All of us at the CCBD would like to thank the Wheels of Justice team for their hard training for the Courage Classic and all of your fundraising efforts. We know many of you have a lot of briefs to file, motions to extend, and Yellow Pages ads to prepare, so we thank you for your efforts.

All joking aside, your support for CCBD is incredibly important and very timely. We are making huge progress in the fight against pediatric cancer, almost on a yearly basis. It’s an exciting time for our field and for the children. And CCBD, right here in the Denver–Aurora area, is one of the country’s primary leaders in both basic science and clinical research.

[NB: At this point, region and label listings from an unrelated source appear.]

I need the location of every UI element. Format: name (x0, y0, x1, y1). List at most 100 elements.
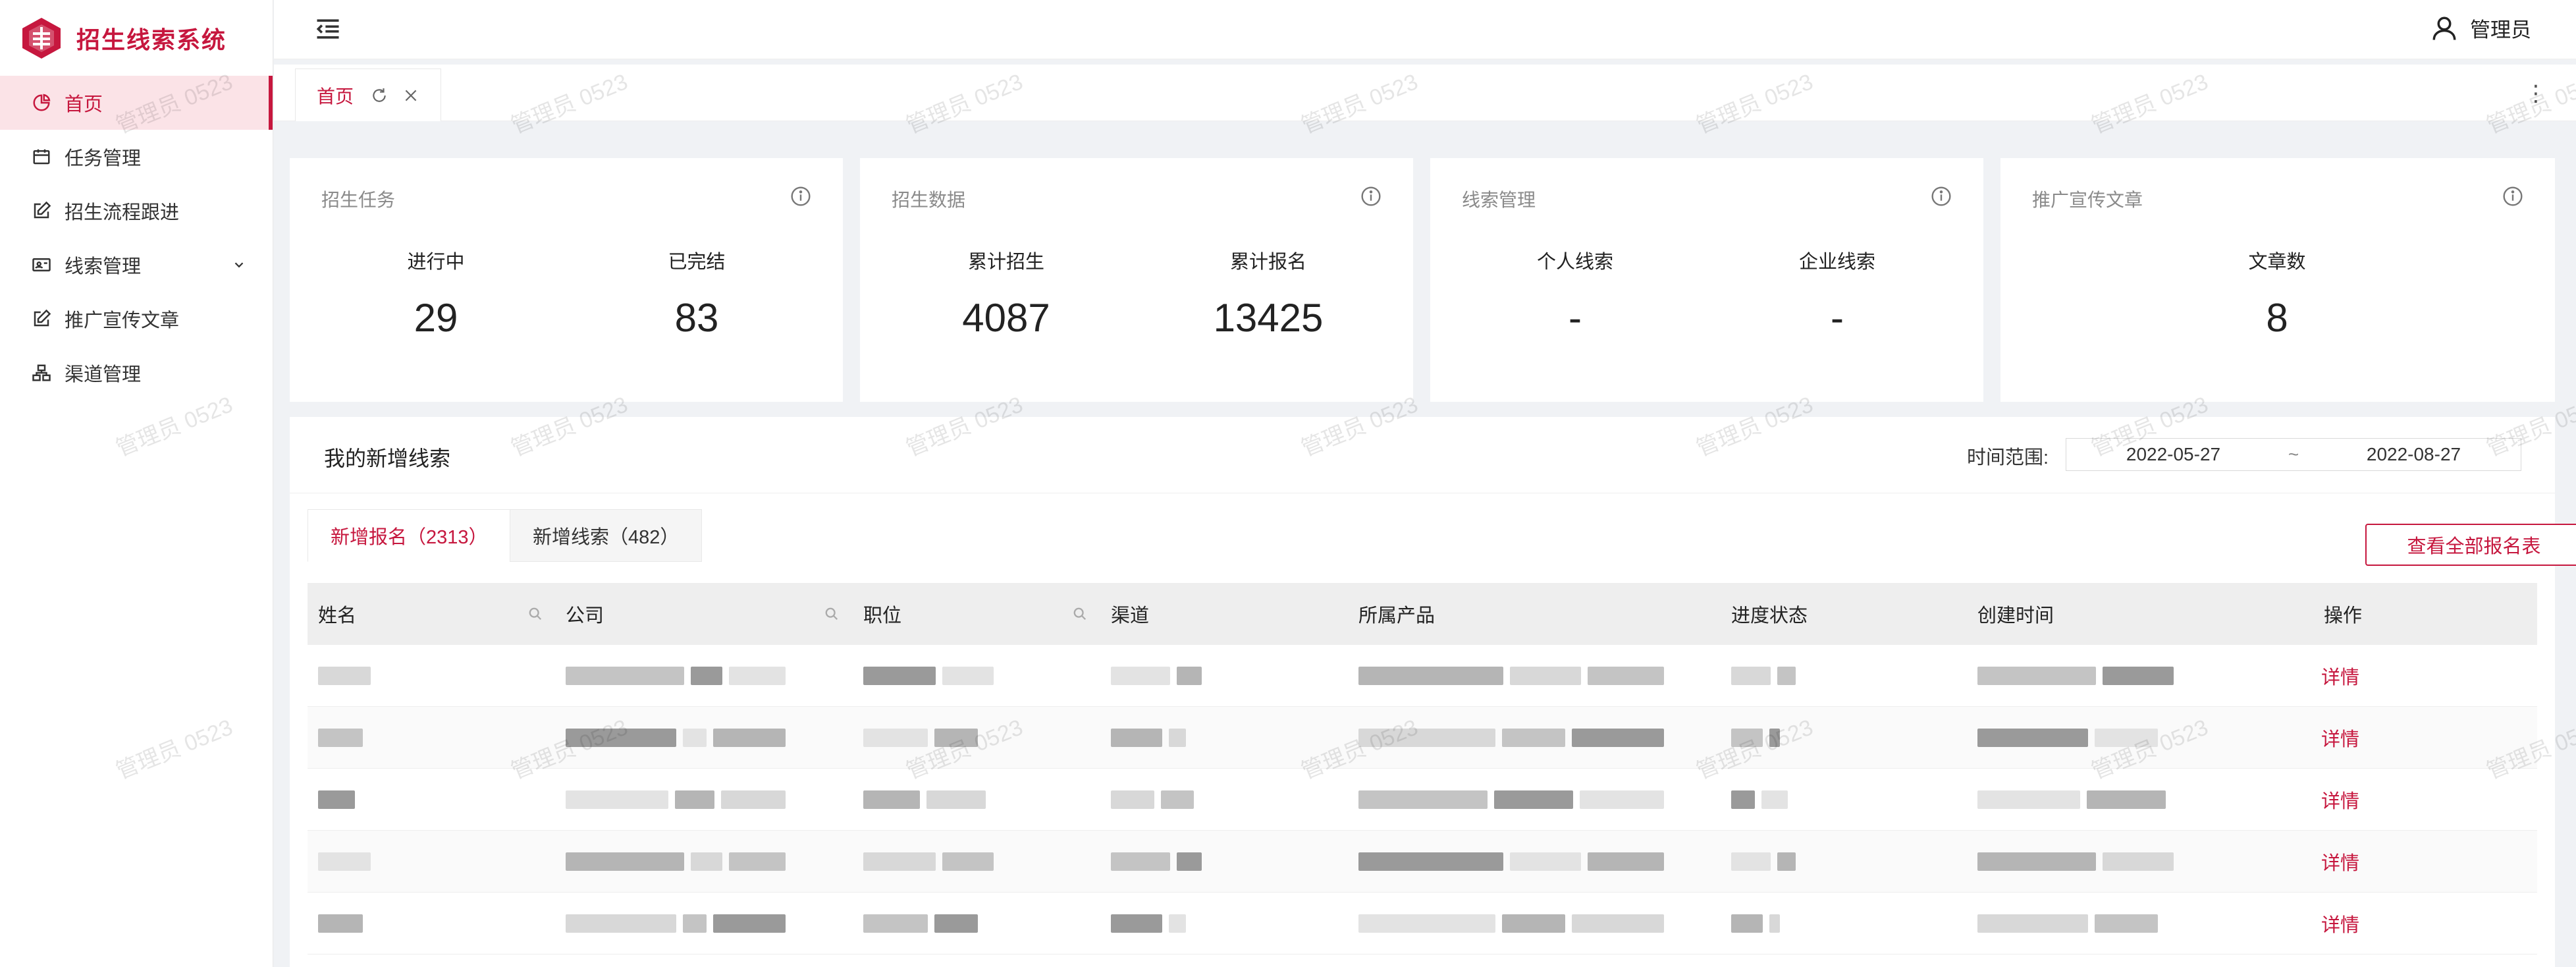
sidebar-item-home[interactable]: 首页 (0, 76, 273, 130)
redacted-block (2095, 914, 2158, 933)
stat-label: 个人线索 (1536, 252, 1613, 273)
redacted-block (1769, 914, 1780, 933)
table-cell-redacted (1731, 769, 1788, 831)
redacted-block (683, 914, 707, 933)
table-cell-redacted (1111, 707, 1186, 769)
stat-value: 13425 (1213, 296, 1324, 340)
refresh-icon[interactable] (371, 87, 388, 104)
sidebar-item-channels[interactable]: 渠道管理 (0, 346, 273, 400)
date-range-start[interactable]: 2022-05-27 (2066, 444, 2280, 465)
column-header-progress: 进度状态 (1731, 605, 1808, 626)
search-icon[interactable] (824, 607, 839, 621)
table-cell-redacted (863, 769, 986, 831)
redacted-block (1510, 667, 1581, 685)
date-range-end[interactable]: 2022-08-27 (2307, 444, 2521, 465)
redacted-block (1977, 852, 2096, 871)
table-cell-redacted (863, 707, 978, 769)
id-card-icon (32, 258, 51, 271)
sidebar-item-articles[interactable]: 推广宣传文章 (0, 292, 273, 346)
redacted-block (566, 852, 684, 871)
table-cell-redacted (1111, 831, 1202, 893)
tab-new-signups[interactable]: 新增报名（2313） (308, 509, 511, 562)
tab-label: 首页 (317, 86, 354, 107)
info-icon[interactable] (1931, 186, 1952, 207)
redacted-block (1731, 852, 1771, 871)
table-cell-redacted (863, 645, 994, 707)
info-icon[interactable] (1360, 186, 1382, 207)
table-cell-redacted (863, 831, 994, 893)
stat-value: - (1569, 296, 1582, 340)
column-header-actions: 操作 (2324, 605, 2363, 626)
column-header-name: 姓名 (318, 605, 357, 626)
table-cell-redacted (1977, 645, 2174, 707)
redacted-block (1761, 790, 1788, 809)
redacted-block (683, 729, 707, 747)
view-all-signups-button[interactable]: 查看全部报名表 (2365, 524, 2576, 566)
sidebar-item-process[interactable]: 招生流程跟进 (0, 184, 273, 238)
stat-label: 企业线索 (1798, 252, 1875, 273)
redacted-block (1769, 729, 1780, 747)
table-cell-redacted (566, 893, 786, 954)
redacted-block (1731, 729, 1763, 747)
redacted-block (566, 667, 684, 685)
stat-value: 4087 (962, 296, 1050, 340)
redacted-block (1572, 914, 1664, 933)
table-cell-redacted (1977, 707, 2158, 769)
tab-home[interactable]: 首页 (295, 69, 442, 121)
redacted-block (1111, 729, 1162, 747)
redacted-block (566, 914, 676, 933)
table-cell-redacted (318, 769, 355, 831)
stat-completed: 已完结 83 (598, 246, 795, 341)
table-cell-redacted (566, 707, 786, 769)
close-icon[interactable] (402, 87, 419, 104)
redacted-block (863, 914, 928, 933)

I would love to have you meet Peyton.  He’s a 5-year-old from Park Hill, diagnosed with Philadelphia positive leukemia. If he had been diagnosed 15 years ago, when I started out, I don’t think he would still be alive. Now, because of recent treatment advances, he is on oral medications only and, for all practical purposes, a normal kid who just started kindergarten in the fall.

Our clinic is full of amazing stories like this—of Colorado and Rocky Mountain region kids benefitting from your hard work. Because of the importance of what you are doing, there has been a groundswell of support at CCBD for the Wheels of Justice team. Many of the doctors (myself included), nurses, spouses, patients’ parents, and friends rode with WOJ in 2010, and we all enjoyed the experience. In 2011, we hope to see some of our survivors ride, too. I see your efforts growing and growing.